HEBBEN DE VOLGENDE RICHTLIJN VASTGESTELD:

HOOFDSTUK I

ALGEMENE BEPALINGEN

Artikel 1

Onderwerp en toepassingsgebied

1.  Bij deze richtlijn wordt een systeem opgezet om de grensoverschrijdende tenuitvoerlegging van sancties voor de volgende verkeersovertredingen te vergemakkelijken:

   a) te hoge snelheid;
   b) rijden onder invloed;
   c) het niet dragen van de veiligheidsgordel;
   d) door het rode licht rijden.

2.  Deze richtlijn is slechts van toepassing op sancties voor verkeersovertredingen die de vorm hebben van een geldboete of een dergelijke boete omvatten.

Artikel 2

Definities

Voor de toepassing van deze richtlijn wordt verstaan onder:

   a) "houder": de kentekenhouder van het betrokken voertuig, met inbegrip van motorfietsen;

b)   "staat van de overtreding" de lidstaat waar de overtreding is begaan;

c)   "woonstaat" de lidstaat waar het voertuig waarmee de overtreding is begaan, is ingeschreven;

   d) "bevoegde autoriteit": een enkel contactpunt in elke lidstaat, dat verantwoordelijk is voor het faciliteren van de uitvoering van deze richtlijn;
   e) "centrale autoriteit": de autoriteit die in elke lidstaat verantwoordelijk is voor het waarborgen van de databescherming;
   f) "definitief administratief besluit": elk definitief besluit dat inhoudt dat er een boete moet worden betaald, afgezien van besluiten die vallen onder de definitie gegeven in artikel 1 van Kaderbesluit 2005/214/JBZ;
   g) "te hoge snelheid": sneller rijden dan de in de staat van de overtreding voor de weg of het voertuigtype vastgestelde maximumsnelheid;
   h) "rijden onder invloed": rijden met een hoger alcoholgehalte in het bloed dan het in de staat van de overtreding toegestane maximumgehalte;
   i) "het niet dragen van de veiligheidsgordel": niet voldoen aan de verplichting een veiligheidsgordel te dragen of een kinderbeveiligingssysteem te gebruiken in gevallen waarin dat verplicht is op grond van Richtlijn 91/671/EEG van de Raad(8) of de nationale wetgeving van de staat van de overtreding;
   j) "door het rode licht rijden": niet stoppen voor een rood verkeerslicht als gedefinieerd in de wetgeving van de staat van de overtreding.

Artikel 3

EU-brede verkeersveiligheidsrichtsnoeren

1.  Om een verkeersveiligheidsbeleid na te streven dat gericht is op een hoog niveau van bescherming van alle weggebruikers in de Europese Unie en rekening houdend met de zeer verschillende situaties in de Europese Unie, dienen de lidstaten, zonder afbreuk te doen aan bestaand strenger beleid en bestaande strengere wetgeving, te zorgen voor een minimum aantal verkeersveiligheidsrichtsnoeren binnen het kader van deze richtlijn.

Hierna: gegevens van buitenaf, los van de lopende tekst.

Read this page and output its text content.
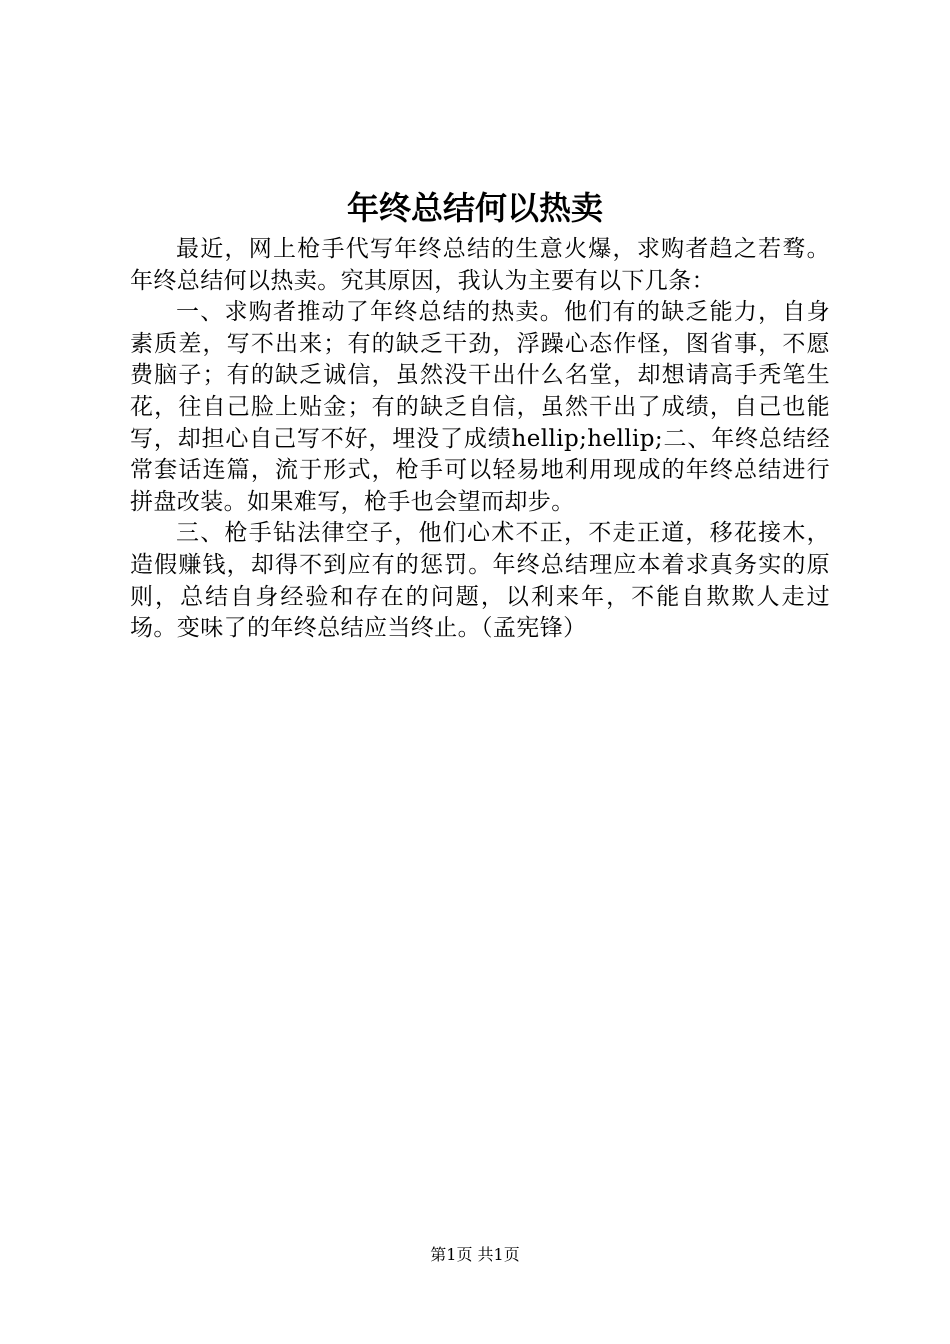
年终总结何以热卖

最近，网上枪手代写年终总结的生意火爆，求购者趋之若骛。年终总结何以热卖。究其原因，我认为主要有以下几条：

一、求购者推动了年终总结的热卖。他们有的缺乏能力，自身素质差，写不出来；有的缺乏干劲，浮躁心态作怪，图省事，不愿费脑子；有的缺乏诚信，虽然没干出什么名堂，却想请高手秃笔生花，往自己脸上贴金；有的缺乏自信，虽然干出了成绩，自己也能写，却担心自己写不好，埋没了成绩hellip;hellip;二、年终总结经常套话连篇，流于形式，枪手可以轻易地利用现成的年终总结进行拼盘改装。如果难写，枪手也会望而却步。

三、枪手钻法律空子，他们心术不正，不走正道，移花接木，造假赚钱，却得不到应有的惩罚。年终总结理应本着求真务实的原则，总结自身经验和存在的问题，以利来年，不能自欺欺人走过场。变味了的年终总结应当终止。（孟宪锋）

第1页 共1页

Om deze doelstelling te verwezenlijken stelt de Commissie EU-brede verkeersveiligheidsrichtsnoeren vast overeenkomstig de in artikel 13, lid 2 bedoelde regelgevingsprocedure met toetsing. Deze richtsnoeren zijn in overeenstemming met de in dit artikel neergelegde grondbeginselen.

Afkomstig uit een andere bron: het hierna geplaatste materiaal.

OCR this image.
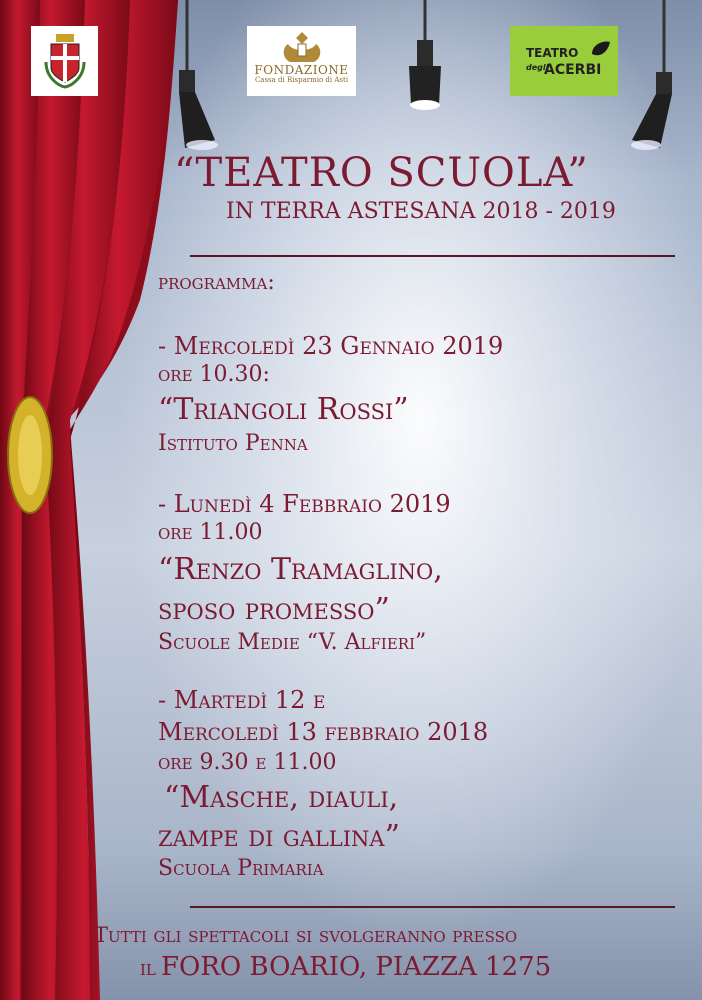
FONDAZIONE
Cassa di Risparmio di Asti
TEATRO
degli
ACERBI
“TEATRO SCUOLA”
IN TERRA ASTESANA 2018 - 2019
programma:
- Mercoledì 23 Gennaio 2019
ore 10.30:
“Triangoli Rossi”
Istituto Penna
- Lunedì 4 Febbraio 2019
ore 11.00
“Renzo Tramaglino,
sposo promesso”
Scuole Medie “V. Alfieri”
- Martedì 12 e
Mercoledì 13 febbraio 2018
ore 9.30 e 11.00
“Masche, diauli,
zampe di gallina”
Scuola Primaria
Tutti gli spettacoli si svolgeranno presso
il FORO BOARIO, PIAZZA 1275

2.  Met betrekking tot snelheid wordt het gebruik van automatische controleapparatuur op autosnelwegen, secundaire wegen en stadswegen aangemoedigd, met name op trajecten van het wegennet met een hoger aantal ongevallen door snelheidsovertredingen dan gemiddeld.

De aanbevelingen die in het kader van deze richtsnoeren worden vastgesteld beogen te waarborgen dat het aantal snelheidscontroles met behulp van automatische apparatuur met 30% wordt opgevoerd in de lidstaten waar het aantal verkeersdoden hoger is dan het EU-gemiddelde en de daling van het aantal verkeersdoden sinds 2001 lager is geweest dan het EU-gemiddelde. Een toereikende geografische dekking van het grondgebied van elke lidstaat moet worden gewaarborgd.

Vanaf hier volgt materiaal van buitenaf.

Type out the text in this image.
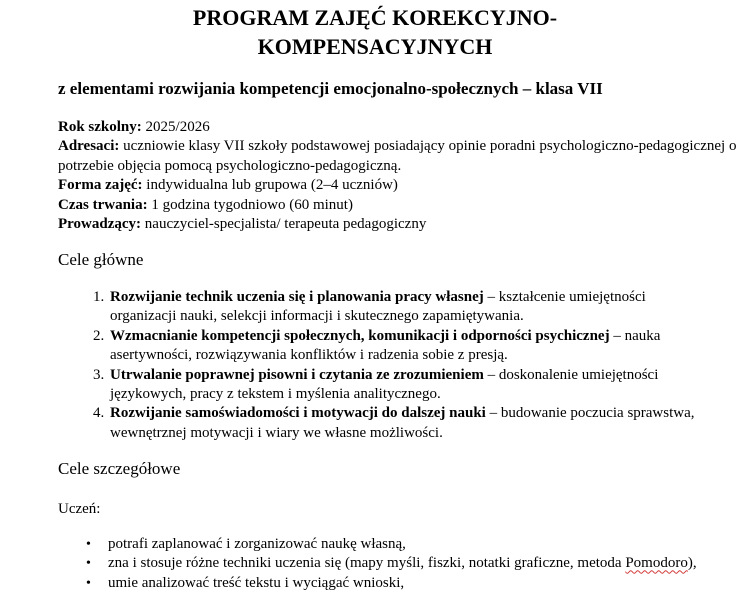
PROGRAM ZAJĘĆ KOREKCYJNO-
KOMPENSACYJNYCH

z elementami rozwijania kompetencji emocjonalno-społecznych – klasa VII

Rok szkolny: 2025/2026

Adresaci: uczniowie klasy VII szkoły podstawowej posiadający opinie poradni psychologiczno-pedagogicznej o potrzebie objęcia pomocą psychologiczno-pedagogiczną.

Forma zajęć: indywidualna lub grupowa (2–4 uczniów)

Czas trwania: 1 godzina tygodniowo (60 minut)

Prowadzący: nauczyciel-specjalista/ terapeuta pedagogiczny

Cele główne
1. Rozwijanie technik uczenia się i planowania pracy własnej – kształcenie umiejętności organizacji nauki, selekcji informacji i skutecznego zapamiętywania.
2. Wzmacnianie kompetencji społecznych, komunikacji i odporności psychicznej – nauka asertywności, rozwiązywania konfliktów i radzenia sobie z presją.
3. Utrwalanie poprawnej pisowni i czytania ze zrozumieniem – doskonalenie umiejętności językowych, pracy z tekstem i myślenia analitycznego.
4. Rozwijanie samoświadomości i motywacji do dalszej nauki – budowanie poczucia sprawstwa, wewnętrznej motywacji i wiary we własne możliwości.
Cele szczegółowe

Uczeń:

• potrafi zaplanować i zorganizować naukę własną,
• zna i stosuje różne techniki uczenia się (mapy myśli, fiszki, notatki graficzne, metoda Pomodoro),
• umie analizować treść tekstu i wyciągać wnioski,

3.  Met betrekking tot het rijden onder invloed zorgen de lidstaten er vooral voor dat er steekproefsgewijs wordt gecontroleerd op plaatsen waar en tijdstippen waarop de regels veelvuldig worden overtreden en de kans op ongelukken daardoor groter is.

De lidstaten zorgen ervoor dat ten minste 30% van de bestuurders jaarlijks gecontroleerd kan worden.

4.  Met betrekking tot het dragen van de veiligheidsgordel worden jaarlijks intensieve controles gedurende minimaal zes weken gehouden in die landen waar minder dan 70% van de weggebruikers veiligheidsgordels draagt, met name op plaatsen waar en tijdstippen waarop de regels veelvuldig worden overtreden.

5.  Met betrekking tot het rijden door het rode licht wordt automatische controleapparatuur met name op die kruispunten gebruikt waar de regels veelvuldig worden overtreden en waar vaker dan gemiddeld ongelukken gebeuren ten gevolge van het rijden door het rode licht.

6.  In de richtsnoeren wordt aan de lidstaten een uitwisseling van goede praktijken aanbevolen, waarbij in het bijzonder aan de lidstaten die het verst gevorderd zijn met automatische controle verzocht wordt technische bijstand te verlenen aan andere lidstaten die hierom verzoeken.

HOOFDSTUK II

BEPALINGEN OM DE GRENSOVERSCHRIJDENDE HANDHAVING TE VERGEMAKKELIJKEN

Artikel 4

Procedure voor de uitwisseling van informatie tussen de lidstaten

1.  Wanneer in een lidstaat een overtreding wordt begaan met een voertuig dat in een andere lidstaat is ingeschreven en deze overtreding niet onmiddellijk door een bevoegde autoriteit van de staat van de overtreding wordt bestraft en afgehandeld, deelt de bevoegde autoriteit van die staat het kentekennummer en informatie betreffende de plaats en datum van de overtreding mee aan de bevoegde autoriteit van de andere lidstaten of de woonstaat, wanneer die bekend is. Zij doet dat in de gevallen en onder de voorwaarden waarin zij deze overtreding ook zou vervolgen wanneer deze zou zijn begaan met een voertuig dat in de eigen lidstaat is ingeschreven.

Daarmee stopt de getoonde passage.